A joint subcommittee hearing of the House Foreign Affairs Committee has been scheduled for Thursday, December 12th at 9:30am.
Sekulow writes, “in light of his deadly situation and the Obama Administration’s refusal to even ask for Pastor Saeed’s release in recent direct negotiations with Iran, it is imperative that Congress speak out. The U.S. State Department and the Obama Administration must make Pastor Saeed’s freedom a true priority. The life of a U.S. citizen – whose only “crime” is his Christian faith – is a stake.”
In a recent statement, Senator Ted Cruz called the Obama administration’s abandonment of Abedini, and the other political prisoners held in Iran, “unconscionable.”
“It is unconscionable that senior American diplomats, including the Secretary of State, who were conducting cordial negotiations with their Iranian counterparts in Geneva in the days after Pastor Saeed’s transfer, could not bring themselves to even mention his name, or those of fellow Americans detained in Iran, Amir Hekmati and Robert Levinson. We are informed by administration officials that the issue of the American prisoners is ‘on the margins’ of more important diplomatic work, and that in any event, President Obama mentioned Abedini and Hekmati to Iranian President Hasan Rouhani when they spoke by telephone in September.
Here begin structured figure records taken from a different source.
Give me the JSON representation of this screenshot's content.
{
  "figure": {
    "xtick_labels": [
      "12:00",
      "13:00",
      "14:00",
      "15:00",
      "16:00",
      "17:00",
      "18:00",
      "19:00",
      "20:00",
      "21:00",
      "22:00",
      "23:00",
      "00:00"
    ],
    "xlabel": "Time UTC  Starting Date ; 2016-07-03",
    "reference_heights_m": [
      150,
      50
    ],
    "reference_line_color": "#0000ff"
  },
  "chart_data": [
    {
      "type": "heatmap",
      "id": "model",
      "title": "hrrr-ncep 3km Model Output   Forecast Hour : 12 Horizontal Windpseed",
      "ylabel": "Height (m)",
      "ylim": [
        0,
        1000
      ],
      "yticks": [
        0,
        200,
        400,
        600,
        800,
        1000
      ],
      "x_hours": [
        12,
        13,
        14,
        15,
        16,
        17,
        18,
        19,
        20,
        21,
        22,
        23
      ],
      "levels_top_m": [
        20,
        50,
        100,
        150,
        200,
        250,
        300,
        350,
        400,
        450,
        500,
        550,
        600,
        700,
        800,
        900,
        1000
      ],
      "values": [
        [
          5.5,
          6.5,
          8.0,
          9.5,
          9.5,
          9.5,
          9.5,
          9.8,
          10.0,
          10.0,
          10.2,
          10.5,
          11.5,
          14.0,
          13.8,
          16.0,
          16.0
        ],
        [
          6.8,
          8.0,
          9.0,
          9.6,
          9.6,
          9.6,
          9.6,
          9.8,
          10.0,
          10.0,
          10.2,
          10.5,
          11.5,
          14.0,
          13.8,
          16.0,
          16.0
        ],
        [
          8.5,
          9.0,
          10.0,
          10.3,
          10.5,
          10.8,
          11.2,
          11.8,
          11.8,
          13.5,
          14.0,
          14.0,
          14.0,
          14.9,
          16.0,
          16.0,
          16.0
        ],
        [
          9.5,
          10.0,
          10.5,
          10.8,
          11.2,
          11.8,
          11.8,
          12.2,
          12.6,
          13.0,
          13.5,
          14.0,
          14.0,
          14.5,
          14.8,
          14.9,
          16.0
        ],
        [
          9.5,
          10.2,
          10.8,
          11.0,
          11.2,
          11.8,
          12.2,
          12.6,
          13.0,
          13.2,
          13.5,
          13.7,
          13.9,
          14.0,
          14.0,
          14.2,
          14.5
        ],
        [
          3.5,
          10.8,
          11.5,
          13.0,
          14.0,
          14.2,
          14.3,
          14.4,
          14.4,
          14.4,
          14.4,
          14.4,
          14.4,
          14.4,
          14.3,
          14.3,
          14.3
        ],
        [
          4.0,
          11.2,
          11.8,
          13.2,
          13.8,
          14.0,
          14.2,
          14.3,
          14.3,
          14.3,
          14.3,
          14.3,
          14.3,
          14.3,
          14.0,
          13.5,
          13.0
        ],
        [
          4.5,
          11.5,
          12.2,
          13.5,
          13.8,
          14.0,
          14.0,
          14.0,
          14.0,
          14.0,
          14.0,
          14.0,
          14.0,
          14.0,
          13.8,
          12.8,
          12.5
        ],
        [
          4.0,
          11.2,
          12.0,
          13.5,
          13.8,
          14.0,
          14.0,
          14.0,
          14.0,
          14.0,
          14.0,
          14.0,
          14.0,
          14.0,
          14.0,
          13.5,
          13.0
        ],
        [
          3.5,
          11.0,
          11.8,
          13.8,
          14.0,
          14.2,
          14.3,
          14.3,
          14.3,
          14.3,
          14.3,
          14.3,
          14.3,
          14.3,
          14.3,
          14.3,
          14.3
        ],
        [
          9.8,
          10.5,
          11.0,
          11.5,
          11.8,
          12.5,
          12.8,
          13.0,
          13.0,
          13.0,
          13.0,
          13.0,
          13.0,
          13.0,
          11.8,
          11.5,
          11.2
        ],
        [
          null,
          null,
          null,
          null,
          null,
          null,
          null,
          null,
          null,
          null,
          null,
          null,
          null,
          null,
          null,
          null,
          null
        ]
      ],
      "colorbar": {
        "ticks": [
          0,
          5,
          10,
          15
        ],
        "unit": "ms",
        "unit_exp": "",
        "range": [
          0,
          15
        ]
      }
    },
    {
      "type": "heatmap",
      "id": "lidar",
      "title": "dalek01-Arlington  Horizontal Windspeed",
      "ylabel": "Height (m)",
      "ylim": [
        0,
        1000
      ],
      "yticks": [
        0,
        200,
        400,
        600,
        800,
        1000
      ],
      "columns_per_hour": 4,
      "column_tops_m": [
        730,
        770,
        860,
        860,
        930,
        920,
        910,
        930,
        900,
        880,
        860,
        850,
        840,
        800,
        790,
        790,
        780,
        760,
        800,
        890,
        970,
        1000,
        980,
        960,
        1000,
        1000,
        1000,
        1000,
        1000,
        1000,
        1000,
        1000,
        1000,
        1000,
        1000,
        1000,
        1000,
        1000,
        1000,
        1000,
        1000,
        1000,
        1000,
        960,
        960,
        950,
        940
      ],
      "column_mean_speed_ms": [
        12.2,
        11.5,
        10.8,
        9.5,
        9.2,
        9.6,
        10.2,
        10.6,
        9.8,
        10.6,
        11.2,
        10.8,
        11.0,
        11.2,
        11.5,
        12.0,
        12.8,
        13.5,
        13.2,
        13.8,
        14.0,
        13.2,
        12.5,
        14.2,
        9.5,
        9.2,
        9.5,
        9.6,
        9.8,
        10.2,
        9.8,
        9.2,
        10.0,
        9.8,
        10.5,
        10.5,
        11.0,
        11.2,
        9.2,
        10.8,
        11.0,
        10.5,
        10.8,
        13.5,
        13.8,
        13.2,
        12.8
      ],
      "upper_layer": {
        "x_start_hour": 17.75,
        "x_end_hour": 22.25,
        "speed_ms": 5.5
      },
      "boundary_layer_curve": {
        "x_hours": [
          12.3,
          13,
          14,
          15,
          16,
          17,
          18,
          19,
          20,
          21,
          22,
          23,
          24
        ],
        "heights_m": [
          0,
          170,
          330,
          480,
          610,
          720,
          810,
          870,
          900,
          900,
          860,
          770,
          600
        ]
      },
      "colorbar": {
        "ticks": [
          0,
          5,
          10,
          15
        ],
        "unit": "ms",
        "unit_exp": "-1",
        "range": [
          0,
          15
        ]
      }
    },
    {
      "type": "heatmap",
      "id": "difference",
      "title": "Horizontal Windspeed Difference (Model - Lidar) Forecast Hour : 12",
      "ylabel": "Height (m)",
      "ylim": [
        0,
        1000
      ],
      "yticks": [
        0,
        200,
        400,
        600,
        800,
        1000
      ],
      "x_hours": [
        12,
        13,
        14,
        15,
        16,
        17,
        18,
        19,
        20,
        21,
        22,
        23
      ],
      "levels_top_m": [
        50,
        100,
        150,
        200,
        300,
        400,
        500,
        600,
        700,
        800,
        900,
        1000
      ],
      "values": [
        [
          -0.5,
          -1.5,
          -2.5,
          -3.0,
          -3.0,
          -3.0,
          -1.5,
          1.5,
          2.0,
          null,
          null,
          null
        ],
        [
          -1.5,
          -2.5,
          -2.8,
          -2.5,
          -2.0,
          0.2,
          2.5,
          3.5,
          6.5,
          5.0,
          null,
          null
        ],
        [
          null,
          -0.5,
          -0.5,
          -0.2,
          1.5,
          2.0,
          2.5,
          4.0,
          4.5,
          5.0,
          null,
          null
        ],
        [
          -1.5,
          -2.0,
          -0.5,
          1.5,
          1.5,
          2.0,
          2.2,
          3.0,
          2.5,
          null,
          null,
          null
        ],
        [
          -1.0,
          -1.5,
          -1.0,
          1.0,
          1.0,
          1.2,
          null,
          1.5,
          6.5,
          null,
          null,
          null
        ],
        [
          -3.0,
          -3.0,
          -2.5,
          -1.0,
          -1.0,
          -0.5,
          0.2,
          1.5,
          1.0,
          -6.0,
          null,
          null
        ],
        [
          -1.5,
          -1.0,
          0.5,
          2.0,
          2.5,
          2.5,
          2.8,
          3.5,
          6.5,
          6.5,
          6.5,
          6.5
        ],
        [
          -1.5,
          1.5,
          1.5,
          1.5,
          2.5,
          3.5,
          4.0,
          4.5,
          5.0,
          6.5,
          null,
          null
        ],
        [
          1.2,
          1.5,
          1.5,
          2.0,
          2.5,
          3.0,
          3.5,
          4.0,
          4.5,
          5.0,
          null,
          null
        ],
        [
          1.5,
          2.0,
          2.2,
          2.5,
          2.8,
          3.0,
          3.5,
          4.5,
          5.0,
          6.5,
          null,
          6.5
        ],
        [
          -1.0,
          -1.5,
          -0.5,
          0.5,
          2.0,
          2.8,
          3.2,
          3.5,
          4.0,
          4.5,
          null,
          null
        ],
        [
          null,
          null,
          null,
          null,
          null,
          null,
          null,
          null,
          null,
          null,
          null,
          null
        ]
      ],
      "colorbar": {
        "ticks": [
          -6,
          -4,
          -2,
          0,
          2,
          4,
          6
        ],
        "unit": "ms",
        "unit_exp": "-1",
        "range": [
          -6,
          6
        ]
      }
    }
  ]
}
“The President’s action should not have been an end unto itself but rather the first step in a sustained effort to get these men home. Their unconditional release should be central, not peripheral, to any further agreement with Iran. If the United States was prepared to release an Iranian nuclear scientist, Mojtaba Atarodi, as a good faith gesture paving the way to direct negotiations between our two nations for the first time in more than thirty years, the Iranians should have been required to do at least as much. We should have told them up front that their detention of our citizens and hostile rhetoric against the United States and our ally Israel is unacceptable, rather than engaging, without preconditions, in a negotiation that will provide the Iranian regime substantial sanction relief while doing nothing to curb–let alone end–its pursuit of a nuclear weapon.
“A recent Pew poll reveals that American’s confidence in our position in the world is at an all-time low. For the first time, a majority of Americans–some 53%–believe our global role is declining. Showing clear and decisive leadership on the American prisoners of conscience unjustly detained in hostile nations, including Cuba and North Korea as well as Iran, would be a good place to start reversing this trend.”